The bottom line is: regardless of planned or not, with the different shot selection he improves his efficiency by reducing the most inefficient shots for him (or increasing the high efficient ones, depending on how you want to look at it). This is all the more impressive considering he actually takes more shots. It was talked about that Curry might have extended his range (read it as: he's even more comfortable and efficient pulling up from deeper spots on the court) by Jim Barnett (Warriors' long-time color commentator), that he improved his ball-handling even further (which complies with the eye-test) and that he, as I see it, also worked on his floaters. He also looks a little quicker and stronger, but this is very hard to verify and might be an incorrect perception. Anyway, all of this should help him to maximize the most efficient shots and so far it seems to be true. I'll definitely keep an eye on it over the course of the season. Thoughts?
Im sure that him being "ahead of the plays" is the steve nash effect.
In terms of him shooting, I would like to add another point. almost nothing he is doing is unsustainable.
from 0-3 feet, he is shooting 73%. last year he shot 69%, so its a reasonable jump. Lets say he shoots 71%
from 3-10 feet is probably the only thing destined to go down. he is shooting 59%, compared to 46% from last year.
But he obviously has improved from there, lets say he shoots 48.5% from there
He is shooting 50% from 10-16 feet. shot 51.5% from there last year, so lets say he shoots 50% from there this year
he is shooting 48.5% from 16ft<x<3pnt line. shot 39.4% from there last year.
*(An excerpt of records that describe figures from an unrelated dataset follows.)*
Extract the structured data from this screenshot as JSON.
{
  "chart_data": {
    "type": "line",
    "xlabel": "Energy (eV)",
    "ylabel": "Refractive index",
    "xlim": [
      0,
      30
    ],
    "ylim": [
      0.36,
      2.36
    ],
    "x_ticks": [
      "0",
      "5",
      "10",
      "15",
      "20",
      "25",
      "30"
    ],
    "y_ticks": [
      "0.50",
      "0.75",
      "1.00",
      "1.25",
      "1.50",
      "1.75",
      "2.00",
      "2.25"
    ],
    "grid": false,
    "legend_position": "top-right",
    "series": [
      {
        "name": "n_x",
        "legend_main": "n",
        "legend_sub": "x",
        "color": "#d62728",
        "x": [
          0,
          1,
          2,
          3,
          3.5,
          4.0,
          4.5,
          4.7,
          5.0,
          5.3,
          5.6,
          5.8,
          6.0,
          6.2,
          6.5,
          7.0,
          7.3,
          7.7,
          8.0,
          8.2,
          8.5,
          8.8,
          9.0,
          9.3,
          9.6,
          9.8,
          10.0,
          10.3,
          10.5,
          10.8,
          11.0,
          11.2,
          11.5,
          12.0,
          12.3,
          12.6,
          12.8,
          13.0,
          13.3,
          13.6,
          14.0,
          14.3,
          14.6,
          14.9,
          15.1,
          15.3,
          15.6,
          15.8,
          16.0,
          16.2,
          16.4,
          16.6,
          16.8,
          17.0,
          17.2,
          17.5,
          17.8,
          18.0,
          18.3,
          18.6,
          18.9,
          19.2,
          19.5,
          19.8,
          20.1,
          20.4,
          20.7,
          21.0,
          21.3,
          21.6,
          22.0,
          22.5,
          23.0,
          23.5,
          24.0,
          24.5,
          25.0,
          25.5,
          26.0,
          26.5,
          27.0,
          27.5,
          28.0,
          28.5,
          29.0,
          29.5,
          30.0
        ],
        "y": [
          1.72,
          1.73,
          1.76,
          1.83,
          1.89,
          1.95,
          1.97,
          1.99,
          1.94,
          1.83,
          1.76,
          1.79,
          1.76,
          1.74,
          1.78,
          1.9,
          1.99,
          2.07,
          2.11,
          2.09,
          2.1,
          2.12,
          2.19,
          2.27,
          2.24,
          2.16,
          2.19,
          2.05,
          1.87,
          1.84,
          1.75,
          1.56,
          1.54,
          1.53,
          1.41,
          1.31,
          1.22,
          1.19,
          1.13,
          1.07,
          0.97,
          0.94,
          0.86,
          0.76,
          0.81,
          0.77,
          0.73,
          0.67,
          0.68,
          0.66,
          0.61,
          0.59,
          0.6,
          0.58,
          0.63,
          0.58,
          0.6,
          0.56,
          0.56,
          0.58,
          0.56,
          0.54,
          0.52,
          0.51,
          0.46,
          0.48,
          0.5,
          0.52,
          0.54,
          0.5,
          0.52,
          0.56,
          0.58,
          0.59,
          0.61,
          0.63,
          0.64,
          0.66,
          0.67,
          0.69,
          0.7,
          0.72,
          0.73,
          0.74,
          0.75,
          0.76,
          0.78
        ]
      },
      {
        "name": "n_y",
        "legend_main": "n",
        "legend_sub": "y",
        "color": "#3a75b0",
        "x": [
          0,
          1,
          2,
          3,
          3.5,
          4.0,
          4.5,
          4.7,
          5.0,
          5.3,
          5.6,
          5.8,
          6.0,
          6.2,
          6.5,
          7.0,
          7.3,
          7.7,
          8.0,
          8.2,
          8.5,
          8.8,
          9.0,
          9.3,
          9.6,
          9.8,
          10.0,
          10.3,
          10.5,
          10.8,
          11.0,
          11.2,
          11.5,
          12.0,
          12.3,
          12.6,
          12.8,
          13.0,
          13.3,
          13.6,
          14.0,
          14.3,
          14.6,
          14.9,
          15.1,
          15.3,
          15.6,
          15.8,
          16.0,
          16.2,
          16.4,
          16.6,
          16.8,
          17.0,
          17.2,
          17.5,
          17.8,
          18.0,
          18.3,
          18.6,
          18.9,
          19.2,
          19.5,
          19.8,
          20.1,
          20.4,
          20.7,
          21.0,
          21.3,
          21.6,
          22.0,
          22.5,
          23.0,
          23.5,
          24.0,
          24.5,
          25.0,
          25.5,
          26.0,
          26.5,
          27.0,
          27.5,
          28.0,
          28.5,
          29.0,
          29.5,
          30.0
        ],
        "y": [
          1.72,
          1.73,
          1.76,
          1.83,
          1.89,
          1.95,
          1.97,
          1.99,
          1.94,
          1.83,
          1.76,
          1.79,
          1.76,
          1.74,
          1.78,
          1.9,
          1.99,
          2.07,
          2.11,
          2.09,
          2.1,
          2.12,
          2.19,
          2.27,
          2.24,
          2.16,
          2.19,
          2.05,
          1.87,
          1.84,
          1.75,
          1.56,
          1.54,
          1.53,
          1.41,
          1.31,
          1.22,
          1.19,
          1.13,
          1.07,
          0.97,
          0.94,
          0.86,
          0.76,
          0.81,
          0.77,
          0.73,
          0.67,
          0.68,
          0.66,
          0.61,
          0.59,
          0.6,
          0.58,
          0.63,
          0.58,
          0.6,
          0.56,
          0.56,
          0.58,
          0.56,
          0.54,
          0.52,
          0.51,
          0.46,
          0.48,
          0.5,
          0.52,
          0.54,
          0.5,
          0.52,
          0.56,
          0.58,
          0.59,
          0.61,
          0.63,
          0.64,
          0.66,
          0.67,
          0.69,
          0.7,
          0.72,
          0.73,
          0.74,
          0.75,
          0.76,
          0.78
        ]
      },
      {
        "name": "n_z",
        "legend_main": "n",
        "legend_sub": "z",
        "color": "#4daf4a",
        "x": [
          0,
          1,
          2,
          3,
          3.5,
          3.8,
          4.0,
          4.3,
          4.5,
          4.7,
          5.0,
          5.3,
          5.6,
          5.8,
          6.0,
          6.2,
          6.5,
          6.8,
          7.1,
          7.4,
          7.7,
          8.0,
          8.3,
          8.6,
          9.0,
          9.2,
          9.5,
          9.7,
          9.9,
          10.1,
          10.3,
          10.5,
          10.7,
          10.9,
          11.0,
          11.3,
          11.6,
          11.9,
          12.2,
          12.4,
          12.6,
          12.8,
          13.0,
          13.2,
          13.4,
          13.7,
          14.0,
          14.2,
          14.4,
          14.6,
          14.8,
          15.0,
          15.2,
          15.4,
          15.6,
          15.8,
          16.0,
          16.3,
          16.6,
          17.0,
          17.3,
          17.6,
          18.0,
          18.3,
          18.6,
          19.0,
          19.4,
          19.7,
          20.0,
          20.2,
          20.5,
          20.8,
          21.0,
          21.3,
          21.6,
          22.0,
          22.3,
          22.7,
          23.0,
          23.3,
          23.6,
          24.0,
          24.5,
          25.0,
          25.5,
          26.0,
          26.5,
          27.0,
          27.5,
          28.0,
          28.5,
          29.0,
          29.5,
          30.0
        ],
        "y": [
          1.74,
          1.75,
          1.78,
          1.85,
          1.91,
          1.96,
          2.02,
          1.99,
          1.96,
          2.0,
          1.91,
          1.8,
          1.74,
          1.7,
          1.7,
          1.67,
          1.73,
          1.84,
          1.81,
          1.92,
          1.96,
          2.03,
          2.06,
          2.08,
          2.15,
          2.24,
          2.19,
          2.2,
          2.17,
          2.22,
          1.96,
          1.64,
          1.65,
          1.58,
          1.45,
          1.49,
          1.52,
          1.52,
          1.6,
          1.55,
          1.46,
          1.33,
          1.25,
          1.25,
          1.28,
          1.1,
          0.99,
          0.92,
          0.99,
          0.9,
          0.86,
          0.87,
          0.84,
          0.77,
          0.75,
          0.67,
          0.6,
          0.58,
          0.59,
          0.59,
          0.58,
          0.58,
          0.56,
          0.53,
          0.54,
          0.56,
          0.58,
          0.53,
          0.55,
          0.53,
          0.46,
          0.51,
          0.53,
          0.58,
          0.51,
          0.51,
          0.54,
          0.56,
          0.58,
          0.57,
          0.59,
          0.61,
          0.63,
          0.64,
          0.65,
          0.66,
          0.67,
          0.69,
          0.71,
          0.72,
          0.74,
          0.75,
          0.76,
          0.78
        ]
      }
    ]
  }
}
BUT suprisingly, last year was an outlier from there. he generally shoots around 47% from there, so him shooting 48% from there is totally reasonable. lets put him at 47.5%
45% from 3. nothing different.
So since there really is no reason for his volume to go down, lets plug that in.
that puts him at roughly 5.56 2 pointers a game.
and 5.1 3 pointers made a game. lets reduce that to 4.5, for no real reason.
so 5.56 x 2 = 11.12
4.5 x 2 = 13.5
24.62 points.
add in free throws
and he makes 6.4 a game.
he is drawing contact more... BUT for absolutely no reason, lets reduce his free throws to 4 made a game. in reality, he would be making at least 5 a game, but whatever, to make it more fair.
That makes him average 28.5 ppg. keep in mind, I absolutely bothced his freethrows.
BTW, just adjusting for percentages (as in, not botching his 3 poitners)
he averages his 28.5 points on
50.1%-45%-obv90%+, giving him that elusive 50-40-90.
keep in mind, he averaged 30+ without me adjusting his free throws at all, and there really is no reason to adjust them.
also, he does this in about 35 minutes.
just sayin, does anyone realize he had 11 rebounds against the clippers? woefully underrated rebounding poing guard. generally some of his rebounds would have gone out of bounds otherwise, or to another player.
so at this point, we have him averaging
28ppg on 50-40-90
5.6 assists a game
5.3 rebounds a game.
3.9 turnovers, but that should go down
in 35.2 minutes
And we can say that he has been sloppy. how ridiculous is that?
On a sidenote, do you think his assists will go up or down? Draymond has gotten more of a passing role, but it almost feels like a shame.
Draymond is woefully underrated in this board imo.